Title: Acapulco enchiladas
Categories: Poultry
Yield: 4 Servings
2 1/2 -(up to)
3 lb Chicken
Salt & pepper & thyme
1 c Chopped celery
1/4 c Chopped onion
1/4 c Chopped scallon; including
-tender greens
2 tb La Victoria Green Taco sauce
Oil or fat for deep-frying
4 lg Corn tortilas
1 1/2 c Salsa verde (see recipe for
-"Tortilla Chips
-w/Guacamole" (recipe
-#mx0094))
1 1/2 c La Victoria Enchilada sauce
4 tb Sour cream
4 Black olives
1.Season chicken liberally w/ salt, pepper, and less liberally, w/
thyme. Place in roasting pan,cover. Bake at 350F for 1 hr. or until
chicken is well done & meat falls off bone.

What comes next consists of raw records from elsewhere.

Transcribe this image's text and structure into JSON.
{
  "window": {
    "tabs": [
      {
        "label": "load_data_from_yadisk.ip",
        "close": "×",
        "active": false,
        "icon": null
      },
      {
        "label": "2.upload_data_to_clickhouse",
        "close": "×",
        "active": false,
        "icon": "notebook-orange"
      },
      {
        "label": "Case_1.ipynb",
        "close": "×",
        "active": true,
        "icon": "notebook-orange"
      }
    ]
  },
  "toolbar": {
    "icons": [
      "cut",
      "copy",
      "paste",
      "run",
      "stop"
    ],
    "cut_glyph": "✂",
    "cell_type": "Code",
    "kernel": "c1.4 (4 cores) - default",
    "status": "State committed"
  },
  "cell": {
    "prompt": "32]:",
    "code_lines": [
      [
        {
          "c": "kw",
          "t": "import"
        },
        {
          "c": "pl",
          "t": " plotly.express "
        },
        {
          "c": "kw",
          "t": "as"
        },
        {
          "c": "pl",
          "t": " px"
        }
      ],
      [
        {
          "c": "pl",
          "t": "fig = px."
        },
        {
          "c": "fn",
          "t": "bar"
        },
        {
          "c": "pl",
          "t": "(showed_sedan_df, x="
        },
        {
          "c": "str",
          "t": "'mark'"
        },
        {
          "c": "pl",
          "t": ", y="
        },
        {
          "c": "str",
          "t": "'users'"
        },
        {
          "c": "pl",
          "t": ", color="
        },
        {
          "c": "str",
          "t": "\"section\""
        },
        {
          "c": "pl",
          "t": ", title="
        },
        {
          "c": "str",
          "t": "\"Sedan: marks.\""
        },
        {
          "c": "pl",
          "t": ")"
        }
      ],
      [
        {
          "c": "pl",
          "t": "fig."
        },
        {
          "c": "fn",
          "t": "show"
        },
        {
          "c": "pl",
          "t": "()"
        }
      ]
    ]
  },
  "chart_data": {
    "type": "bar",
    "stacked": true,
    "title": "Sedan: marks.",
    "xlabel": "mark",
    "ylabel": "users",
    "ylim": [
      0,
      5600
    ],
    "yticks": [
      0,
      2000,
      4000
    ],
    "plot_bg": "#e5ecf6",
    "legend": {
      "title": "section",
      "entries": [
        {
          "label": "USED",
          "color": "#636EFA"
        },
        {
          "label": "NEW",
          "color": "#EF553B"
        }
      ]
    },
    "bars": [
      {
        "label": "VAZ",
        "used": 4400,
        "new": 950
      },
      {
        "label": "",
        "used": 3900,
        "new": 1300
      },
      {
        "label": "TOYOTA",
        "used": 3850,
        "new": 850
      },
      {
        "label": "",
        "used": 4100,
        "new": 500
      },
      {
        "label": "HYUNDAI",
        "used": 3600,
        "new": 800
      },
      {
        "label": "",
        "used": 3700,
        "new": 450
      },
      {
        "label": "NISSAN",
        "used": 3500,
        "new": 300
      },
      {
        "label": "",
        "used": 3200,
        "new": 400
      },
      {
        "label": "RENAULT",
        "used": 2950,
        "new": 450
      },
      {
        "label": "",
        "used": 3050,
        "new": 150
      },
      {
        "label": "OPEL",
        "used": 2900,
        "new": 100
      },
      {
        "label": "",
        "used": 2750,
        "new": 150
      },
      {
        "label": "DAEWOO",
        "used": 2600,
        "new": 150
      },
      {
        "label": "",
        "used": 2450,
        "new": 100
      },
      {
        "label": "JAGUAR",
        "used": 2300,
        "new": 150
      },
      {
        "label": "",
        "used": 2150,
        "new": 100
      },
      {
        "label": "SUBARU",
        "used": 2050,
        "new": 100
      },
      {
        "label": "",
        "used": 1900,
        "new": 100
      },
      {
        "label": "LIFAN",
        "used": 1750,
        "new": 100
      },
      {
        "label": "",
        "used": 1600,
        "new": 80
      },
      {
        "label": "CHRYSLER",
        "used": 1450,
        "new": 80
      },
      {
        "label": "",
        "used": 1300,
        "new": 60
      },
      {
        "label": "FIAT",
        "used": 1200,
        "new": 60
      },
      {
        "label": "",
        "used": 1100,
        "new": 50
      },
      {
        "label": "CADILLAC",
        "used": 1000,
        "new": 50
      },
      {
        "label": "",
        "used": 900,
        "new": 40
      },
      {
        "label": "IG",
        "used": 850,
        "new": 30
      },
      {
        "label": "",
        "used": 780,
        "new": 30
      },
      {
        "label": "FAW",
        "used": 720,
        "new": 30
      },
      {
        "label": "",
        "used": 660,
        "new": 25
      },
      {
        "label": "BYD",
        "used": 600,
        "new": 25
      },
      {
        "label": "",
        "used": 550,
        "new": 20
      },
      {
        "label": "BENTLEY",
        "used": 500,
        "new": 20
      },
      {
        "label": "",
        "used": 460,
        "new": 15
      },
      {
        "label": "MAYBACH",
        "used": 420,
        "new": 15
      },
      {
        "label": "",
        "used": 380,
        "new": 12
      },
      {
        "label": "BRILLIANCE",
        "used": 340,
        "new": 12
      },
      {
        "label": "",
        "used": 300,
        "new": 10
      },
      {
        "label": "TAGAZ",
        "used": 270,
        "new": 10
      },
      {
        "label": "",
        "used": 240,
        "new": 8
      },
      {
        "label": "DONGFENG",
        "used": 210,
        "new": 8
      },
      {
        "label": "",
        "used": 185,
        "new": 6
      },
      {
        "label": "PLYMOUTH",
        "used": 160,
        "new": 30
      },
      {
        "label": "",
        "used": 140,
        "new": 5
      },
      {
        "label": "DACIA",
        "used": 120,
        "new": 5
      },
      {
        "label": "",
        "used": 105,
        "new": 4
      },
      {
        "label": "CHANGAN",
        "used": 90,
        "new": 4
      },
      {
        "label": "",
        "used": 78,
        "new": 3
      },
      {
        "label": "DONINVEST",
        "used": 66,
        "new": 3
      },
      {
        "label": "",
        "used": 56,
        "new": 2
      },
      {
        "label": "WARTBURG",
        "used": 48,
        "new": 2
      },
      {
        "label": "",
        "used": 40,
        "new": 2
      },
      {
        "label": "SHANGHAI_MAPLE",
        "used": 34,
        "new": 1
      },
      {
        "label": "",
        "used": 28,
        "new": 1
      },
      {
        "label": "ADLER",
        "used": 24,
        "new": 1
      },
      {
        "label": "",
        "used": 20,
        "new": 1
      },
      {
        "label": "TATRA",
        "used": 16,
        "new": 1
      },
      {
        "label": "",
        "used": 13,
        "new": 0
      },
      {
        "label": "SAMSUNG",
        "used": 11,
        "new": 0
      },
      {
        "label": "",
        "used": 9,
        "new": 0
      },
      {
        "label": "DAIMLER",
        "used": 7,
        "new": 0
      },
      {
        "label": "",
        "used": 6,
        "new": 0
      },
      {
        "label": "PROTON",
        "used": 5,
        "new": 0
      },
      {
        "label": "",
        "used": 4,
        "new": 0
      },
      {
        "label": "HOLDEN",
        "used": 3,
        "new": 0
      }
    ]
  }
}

2. Cool chicken, drain off juices, & remove skin & bones. Cut meat
into bite-size pieces, combine w/ celery,onion,scallion & green taco
sauce, adjust seasoning w/ salt & pepper.
3. heat 1/2 inch. oil or fat in iron skillet over medium-size
heat.Briefly dip tortillas in oil to soften & warm them.Drain a few
seconds on clean, dry toweling. Place 1/4 of chicken mixture on each
& roll tortilla around stuffing. Cover & set aside until serving time.
4. Just before serving,reheat enchiladas,well covered in 350F oven,
or in microwave. Do not allow tortillas to dry out. Top w/ heated
Salsa Verde or enchilada sauce,garnish w/ sour cream & 1 olive. Serve.